Sejumlah Waduk Mengering
SOREANG, KOMPAS Krisis air di sejumlah daerah di Indonesia terus meluas. Bahkan, tidak sedikit waduk dan saluran irigasi yang airnya menyusut dan akhirnya mengering. Kondisi ini diprediksi terjadi hingga beberapa waktu ke depan. Tak pelak, krisis pangan mengancam kehidupan masyarakat.
Di Jawa Barat, misalnya, sembilan kecamatan di Kabupaten Bandung kekurangan air bersih dalam sebulan terakhir.
”Total 176.000 hektar kawasan yang terdampak kekeringan itu dan berdampak pada 115.443 warganya,” kata Kepala Bidang Kedaruratan dan Logistik Badan Penanggulangan Bencana Daerah (BPBD) Kabupaten Bandung Sudrajat, Kamis (13/9/2018).
Sudrajat mengatakan, untuk sementara, ditempatkan ratusan penampungan air berkapasitas 5.000 liter di 60 desa.
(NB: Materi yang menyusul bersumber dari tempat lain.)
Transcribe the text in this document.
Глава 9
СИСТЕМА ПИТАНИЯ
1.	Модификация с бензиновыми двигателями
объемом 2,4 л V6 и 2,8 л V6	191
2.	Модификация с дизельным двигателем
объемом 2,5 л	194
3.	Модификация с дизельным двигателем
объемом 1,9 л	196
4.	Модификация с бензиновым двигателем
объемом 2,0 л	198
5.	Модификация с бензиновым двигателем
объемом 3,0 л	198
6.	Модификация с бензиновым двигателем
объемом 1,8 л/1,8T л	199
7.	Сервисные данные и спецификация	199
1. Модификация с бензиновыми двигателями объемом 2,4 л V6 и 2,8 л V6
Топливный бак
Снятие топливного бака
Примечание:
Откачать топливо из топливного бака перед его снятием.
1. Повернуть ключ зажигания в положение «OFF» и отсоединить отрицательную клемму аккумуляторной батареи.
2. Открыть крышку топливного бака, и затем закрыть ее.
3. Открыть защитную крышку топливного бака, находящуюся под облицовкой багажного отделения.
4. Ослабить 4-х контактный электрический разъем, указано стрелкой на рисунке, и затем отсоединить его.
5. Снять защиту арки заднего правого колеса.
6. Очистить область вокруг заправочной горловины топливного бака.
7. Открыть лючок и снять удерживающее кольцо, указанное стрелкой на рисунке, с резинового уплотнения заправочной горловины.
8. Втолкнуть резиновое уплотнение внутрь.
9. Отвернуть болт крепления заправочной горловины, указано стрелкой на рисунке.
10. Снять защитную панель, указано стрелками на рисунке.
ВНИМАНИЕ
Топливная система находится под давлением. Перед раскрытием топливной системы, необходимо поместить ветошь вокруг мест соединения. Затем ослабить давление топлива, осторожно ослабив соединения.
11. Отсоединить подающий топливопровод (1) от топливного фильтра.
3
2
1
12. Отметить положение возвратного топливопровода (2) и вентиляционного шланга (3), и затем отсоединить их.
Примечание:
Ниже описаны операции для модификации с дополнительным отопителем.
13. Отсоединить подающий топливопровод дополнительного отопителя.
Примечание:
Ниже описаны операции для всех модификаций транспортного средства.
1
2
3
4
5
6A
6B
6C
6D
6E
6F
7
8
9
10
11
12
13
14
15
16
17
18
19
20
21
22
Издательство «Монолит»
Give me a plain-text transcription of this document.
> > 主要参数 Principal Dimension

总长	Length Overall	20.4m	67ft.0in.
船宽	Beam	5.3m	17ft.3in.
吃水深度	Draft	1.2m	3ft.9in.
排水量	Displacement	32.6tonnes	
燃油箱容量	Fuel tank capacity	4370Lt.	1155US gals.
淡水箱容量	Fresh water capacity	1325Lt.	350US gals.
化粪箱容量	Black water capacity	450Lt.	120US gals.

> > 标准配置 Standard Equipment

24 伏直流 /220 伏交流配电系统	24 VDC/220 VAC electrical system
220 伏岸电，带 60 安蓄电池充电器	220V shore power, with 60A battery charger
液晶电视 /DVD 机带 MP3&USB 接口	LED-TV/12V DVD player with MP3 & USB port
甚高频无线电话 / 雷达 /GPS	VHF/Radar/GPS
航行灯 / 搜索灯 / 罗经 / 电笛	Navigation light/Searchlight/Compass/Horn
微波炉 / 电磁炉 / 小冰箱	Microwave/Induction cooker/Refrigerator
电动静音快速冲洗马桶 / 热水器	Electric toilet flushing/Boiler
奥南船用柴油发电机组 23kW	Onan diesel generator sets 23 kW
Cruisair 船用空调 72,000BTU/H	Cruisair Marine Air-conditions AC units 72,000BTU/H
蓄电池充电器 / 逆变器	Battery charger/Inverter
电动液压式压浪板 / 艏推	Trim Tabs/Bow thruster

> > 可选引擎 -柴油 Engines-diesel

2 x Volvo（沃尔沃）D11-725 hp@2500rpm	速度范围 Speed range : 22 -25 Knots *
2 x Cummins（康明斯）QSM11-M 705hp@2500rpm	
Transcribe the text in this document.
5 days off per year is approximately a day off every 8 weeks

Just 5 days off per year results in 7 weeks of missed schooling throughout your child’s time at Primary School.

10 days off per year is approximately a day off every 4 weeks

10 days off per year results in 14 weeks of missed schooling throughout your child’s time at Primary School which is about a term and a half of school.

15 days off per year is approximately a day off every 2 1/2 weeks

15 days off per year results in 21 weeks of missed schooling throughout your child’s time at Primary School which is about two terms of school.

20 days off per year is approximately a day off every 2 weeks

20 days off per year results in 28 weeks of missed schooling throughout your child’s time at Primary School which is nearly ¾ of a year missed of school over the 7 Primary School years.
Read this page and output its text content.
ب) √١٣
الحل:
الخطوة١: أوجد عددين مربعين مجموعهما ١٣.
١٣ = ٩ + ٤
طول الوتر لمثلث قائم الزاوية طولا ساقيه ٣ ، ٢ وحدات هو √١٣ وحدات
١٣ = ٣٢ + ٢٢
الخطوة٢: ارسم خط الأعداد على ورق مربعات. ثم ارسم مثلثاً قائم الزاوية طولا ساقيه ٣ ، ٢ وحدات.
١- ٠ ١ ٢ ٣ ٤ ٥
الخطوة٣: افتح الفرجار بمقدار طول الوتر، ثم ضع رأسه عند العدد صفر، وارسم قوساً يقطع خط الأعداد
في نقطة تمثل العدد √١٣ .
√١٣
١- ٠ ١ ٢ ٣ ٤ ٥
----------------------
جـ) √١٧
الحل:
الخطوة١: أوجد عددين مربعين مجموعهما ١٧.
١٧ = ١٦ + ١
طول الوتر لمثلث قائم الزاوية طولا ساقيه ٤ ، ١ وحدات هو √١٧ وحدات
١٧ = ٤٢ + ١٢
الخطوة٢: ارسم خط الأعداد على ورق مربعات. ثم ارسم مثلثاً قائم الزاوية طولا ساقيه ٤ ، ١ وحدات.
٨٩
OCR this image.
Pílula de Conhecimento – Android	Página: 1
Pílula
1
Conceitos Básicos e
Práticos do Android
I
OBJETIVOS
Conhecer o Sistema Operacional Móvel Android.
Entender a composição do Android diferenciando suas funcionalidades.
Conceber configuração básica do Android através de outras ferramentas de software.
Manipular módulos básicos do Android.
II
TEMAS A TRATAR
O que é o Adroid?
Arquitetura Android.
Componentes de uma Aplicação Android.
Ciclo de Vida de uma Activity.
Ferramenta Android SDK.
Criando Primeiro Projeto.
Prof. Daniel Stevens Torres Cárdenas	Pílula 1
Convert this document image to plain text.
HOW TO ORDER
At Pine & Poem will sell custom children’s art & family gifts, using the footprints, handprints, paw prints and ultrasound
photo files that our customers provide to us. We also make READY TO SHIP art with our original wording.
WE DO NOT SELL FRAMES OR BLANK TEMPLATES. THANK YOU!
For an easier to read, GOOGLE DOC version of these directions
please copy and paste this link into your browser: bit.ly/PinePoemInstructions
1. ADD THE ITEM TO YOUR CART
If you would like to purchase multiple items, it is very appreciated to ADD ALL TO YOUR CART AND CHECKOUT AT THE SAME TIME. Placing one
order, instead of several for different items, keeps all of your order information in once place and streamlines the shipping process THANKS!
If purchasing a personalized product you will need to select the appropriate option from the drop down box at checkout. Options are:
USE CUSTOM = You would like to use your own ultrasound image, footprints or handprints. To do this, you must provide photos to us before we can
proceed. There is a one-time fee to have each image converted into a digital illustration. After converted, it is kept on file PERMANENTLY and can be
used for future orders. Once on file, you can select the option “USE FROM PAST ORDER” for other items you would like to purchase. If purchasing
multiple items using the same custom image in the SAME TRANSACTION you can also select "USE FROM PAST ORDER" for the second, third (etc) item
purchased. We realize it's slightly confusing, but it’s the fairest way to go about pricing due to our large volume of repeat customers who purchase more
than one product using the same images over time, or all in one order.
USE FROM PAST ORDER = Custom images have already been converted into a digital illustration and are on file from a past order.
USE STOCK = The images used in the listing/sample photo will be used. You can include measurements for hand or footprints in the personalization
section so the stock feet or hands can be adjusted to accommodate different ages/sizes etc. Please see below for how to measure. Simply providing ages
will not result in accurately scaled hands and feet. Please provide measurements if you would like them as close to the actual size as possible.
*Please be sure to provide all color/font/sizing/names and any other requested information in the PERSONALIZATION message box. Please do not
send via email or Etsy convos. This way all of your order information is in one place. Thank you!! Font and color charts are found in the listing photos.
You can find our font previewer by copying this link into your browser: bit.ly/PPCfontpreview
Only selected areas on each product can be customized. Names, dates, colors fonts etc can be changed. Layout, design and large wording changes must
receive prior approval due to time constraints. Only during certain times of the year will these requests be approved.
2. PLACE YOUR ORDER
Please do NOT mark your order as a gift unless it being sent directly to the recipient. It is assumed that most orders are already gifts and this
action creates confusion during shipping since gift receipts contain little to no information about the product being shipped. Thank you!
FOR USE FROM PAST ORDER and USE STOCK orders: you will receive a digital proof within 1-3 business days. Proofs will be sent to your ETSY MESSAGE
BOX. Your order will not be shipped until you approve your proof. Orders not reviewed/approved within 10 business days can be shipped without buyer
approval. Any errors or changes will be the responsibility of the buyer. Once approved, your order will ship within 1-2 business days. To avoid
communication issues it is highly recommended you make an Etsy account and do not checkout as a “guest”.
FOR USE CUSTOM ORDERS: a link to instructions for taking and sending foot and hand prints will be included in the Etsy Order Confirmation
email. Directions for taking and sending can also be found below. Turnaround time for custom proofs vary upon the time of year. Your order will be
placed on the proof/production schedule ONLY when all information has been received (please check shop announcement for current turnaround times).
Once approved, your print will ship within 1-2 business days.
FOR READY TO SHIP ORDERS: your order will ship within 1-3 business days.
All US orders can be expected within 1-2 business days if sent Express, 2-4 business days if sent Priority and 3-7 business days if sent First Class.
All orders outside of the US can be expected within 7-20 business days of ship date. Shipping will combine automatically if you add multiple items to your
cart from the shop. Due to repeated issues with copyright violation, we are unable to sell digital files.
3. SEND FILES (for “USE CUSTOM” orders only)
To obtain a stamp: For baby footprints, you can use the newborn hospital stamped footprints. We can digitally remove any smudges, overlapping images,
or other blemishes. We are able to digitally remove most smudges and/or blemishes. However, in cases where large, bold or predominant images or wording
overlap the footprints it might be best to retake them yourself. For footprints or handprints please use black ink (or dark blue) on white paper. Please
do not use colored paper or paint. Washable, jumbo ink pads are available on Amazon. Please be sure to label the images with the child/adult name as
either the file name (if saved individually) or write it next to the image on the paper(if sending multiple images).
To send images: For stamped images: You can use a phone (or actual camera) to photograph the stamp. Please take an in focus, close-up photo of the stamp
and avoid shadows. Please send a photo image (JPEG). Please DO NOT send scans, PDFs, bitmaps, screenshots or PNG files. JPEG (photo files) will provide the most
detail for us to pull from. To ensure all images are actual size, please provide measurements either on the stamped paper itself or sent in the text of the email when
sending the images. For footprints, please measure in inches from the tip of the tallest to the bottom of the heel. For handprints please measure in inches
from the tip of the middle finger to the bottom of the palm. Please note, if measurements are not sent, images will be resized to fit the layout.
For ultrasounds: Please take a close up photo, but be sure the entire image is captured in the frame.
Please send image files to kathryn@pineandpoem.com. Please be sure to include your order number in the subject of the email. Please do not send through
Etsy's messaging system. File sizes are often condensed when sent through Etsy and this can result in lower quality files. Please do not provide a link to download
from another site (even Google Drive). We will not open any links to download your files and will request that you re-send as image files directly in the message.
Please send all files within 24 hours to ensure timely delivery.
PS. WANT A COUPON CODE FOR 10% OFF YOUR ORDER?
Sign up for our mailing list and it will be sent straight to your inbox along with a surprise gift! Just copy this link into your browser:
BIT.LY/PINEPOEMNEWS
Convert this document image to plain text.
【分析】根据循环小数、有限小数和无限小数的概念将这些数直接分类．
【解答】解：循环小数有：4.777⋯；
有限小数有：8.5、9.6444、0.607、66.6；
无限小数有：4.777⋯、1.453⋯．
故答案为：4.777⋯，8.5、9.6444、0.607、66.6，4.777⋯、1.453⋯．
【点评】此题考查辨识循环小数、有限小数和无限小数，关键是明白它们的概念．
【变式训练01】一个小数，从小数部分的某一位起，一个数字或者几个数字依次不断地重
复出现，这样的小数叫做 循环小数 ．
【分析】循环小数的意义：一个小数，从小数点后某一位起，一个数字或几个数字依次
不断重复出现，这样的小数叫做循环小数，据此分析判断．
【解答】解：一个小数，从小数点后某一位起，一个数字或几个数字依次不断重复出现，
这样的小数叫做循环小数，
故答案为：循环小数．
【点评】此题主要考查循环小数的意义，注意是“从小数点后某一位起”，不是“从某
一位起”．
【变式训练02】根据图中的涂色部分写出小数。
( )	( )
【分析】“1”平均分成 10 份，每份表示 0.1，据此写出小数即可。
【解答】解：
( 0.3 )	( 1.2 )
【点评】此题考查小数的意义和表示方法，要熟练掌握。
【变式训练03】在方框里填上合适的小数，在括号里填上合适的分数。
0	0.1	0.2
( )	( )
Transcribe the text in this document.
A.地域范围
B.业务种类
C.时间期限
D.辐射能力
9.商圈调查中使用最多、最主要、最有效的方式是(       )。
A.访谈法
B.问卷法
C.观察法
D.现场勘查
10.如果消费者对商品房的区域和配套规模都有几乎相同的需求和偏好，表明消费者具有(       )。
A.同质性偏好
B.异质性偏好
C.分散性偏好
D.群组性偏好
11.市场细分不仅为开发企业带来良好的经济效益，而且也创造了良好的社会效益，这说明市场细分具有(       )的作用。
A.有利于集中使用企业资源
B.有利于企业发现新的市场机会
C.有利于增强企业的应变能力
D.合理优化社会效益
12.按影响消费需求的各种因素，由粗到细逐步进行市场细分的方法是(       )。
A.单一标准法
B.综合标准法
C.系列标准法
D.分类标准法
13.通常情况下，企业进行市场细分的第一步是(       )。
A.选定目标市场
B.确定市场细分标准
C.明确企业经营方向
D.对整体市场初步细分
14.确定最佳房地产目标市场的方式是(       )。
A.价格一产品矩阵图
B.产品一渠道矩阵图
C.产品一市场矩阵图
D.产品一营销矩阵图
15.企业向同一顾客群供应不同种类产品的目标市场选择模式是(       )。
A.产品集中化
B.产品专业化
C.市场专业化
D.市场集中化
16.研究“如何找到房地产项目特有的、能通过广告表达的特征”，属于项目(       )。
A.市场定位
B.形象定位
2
Hal itu dilakukan hingga 31 Oktober 2018 atau akhir dari siaga darurat kekeringan tahap pertama sejak 23 Agustus. ”Penampungan air itu setiap hari diisi secara bergiliran agar warga bisa memanfaatkannya,” ujarnya.
Asep (42), warga RW 006 Desa Tarajusari, Kecamatan Banjaran, mengatakan, kekeringan kali ini membuat sumur bor milik warga mengering. Sejak awal ia yakin pasokan air berkurang karena warga harus berebut air dengan banyak pabrik di Tarajusari. Ironisnya, saat musim hujan, Tarajusari kerap menjadi daerah langganan banjir. Dipadati permukiman dan pabrik, kawasan ini minim daerah resapan air.
Situasi serupa terjadi di Serang, Banten. Pembantu Koordinasi Operasi Pusat Pengendalian Operasi BPBD Kabupaten Serang Joni Efendi mengatakan, bantuan air bersih disalurkan hingga lima kali per hari dari sebelumnya 1-3 kali per hari. Pada Kamis, misalnya, petugas BPBD Serang menyalurkan bantuan itu dua kali ke Desa Lempuyang di Kecamatan Tanara, satu kali ke Desa Blokang di Kecamatan Bandung, satu kali ke Desa Julang di Kecamatan Cikande, dan satu kali ke Desa Sanding di Kecamatan Petir. ”Jumlah warga penerima air bersih di desa-desa itu 545 keluarga,” kata Joni.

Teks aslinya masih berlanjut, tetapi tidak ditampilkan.